CAKMAK BIRMINGHAM LTD exhibits symptoms of financial recovery after a period of distress. The shift from negative to positive net assets shows the company is "regaining its financial pulse." However, the balance sheet reveals a delicate cardiovascular system—the company's equity cushion is thin, and the large long-term debt load poses ongoing risk.

The current assets comfortably cover short-term liabilities, suggesting a healthy short-term liquidity and ability to meet immediate obligations. However, the relatively high long-term liabilities indicate the company may be carrying a heavy debt burden that could impair growth or cause cash flow stress if revenues falter.

The small number of employees and minimal fixed assets are typical for the sector but also imply limited capacity for expansion without additional investment. The change in directors and shareholder control in mid-2025 suggests a potential shift in management strategy, which could impact future financial health.


4. Recommendations

To improve financial wellness and build resilience, CAKMAK BIRMINGHAM LTD should consider:

  • Reduce Long-Term Debt: Prioritise repayment or refinancing of long-term liabilities to reduce interest burden and improve net asset base.
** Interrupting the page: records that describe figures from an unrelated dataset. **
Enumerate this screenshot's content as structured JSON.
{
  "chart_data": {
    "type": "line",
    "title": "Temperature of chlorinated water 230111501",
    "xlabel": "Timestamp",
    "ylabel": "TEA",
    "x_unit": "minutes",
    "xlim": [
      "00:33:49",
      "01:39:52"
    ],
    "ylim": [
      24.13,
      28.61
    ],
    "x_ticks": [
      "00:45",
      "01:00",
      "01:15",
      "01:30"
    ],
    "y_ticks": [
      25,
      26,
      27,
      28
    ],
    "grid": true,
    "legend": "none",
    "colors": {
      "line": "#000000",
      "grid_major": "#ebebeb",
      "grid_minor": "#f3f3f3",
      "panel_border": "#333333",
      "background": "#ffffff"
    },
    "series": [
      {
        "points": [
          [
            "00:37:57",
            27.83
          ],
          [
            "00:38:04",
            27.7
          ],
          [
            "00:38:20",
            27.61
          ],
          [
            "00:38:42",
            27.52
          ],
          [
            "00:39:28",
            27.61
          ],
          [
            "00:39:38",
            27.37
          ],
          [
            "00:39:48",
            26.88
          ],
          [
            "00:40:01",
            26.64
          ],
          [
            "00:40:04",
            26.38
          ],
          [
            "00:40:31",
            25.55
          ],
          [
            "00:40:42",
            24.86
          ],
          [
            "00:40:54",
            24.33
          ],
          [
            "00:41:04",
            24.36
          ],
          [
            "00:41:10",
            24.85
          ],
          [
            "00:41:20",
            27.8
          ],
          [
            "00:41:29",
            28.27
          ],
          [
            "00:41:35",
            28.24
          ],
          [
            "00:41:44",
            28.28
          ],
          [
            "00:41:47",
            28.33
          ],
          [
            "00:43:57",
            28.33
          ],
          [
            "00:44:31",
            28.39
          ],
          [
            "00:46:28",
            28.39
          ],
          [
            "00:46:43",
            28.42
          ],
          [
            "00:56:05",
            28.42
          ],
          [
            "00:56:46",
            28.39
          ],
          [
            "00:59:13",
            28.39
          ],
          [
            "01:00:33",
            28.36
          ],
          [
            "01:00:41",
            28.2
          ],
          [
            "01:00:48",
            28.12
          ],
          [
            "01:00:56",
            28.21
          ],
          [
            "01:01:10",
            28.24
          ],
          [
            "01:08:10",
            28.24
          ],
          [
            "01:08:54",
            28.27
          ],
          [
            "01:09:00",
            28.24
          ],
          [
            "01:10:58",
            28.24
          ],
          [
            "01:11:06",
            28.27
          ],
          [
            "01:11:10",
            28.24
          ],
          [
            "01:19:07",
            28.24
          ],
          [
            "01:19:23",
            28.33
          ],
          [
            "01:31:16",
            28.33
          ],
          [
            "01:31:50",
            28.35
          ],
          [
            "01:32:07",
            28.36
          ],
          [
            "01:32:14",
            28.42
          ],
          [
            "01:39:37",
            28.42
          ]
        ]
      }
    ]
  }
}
This is akin to lowering blood pressure to reduce cardiac strain.
  • Enhance Profitability: Focus on boosting revenues and managing costs carefully to generate positive retained earnings, which will strengthen shareholders' funds and provide a buffer against downturns.
  • Improve Cash Flow Management: Maintain strong control over receivables and payables to ensure the "cash flow heartbeat" remains steady and reliable.
  • Monitor Financial Ratios Regularly: Keep a close eye on liquidity ratios (current ratio), gearing (debt-to-equity), and profitability metrics to detect early symptoms of distress.
  • Strategic Investment: Consider modest, targeted investment in assets or marketing to support growth, but avoid overextending financially.
  • Governance and Oversight: With recent director changes, ensure strong leadership and clear financial oversight to sustain recovery.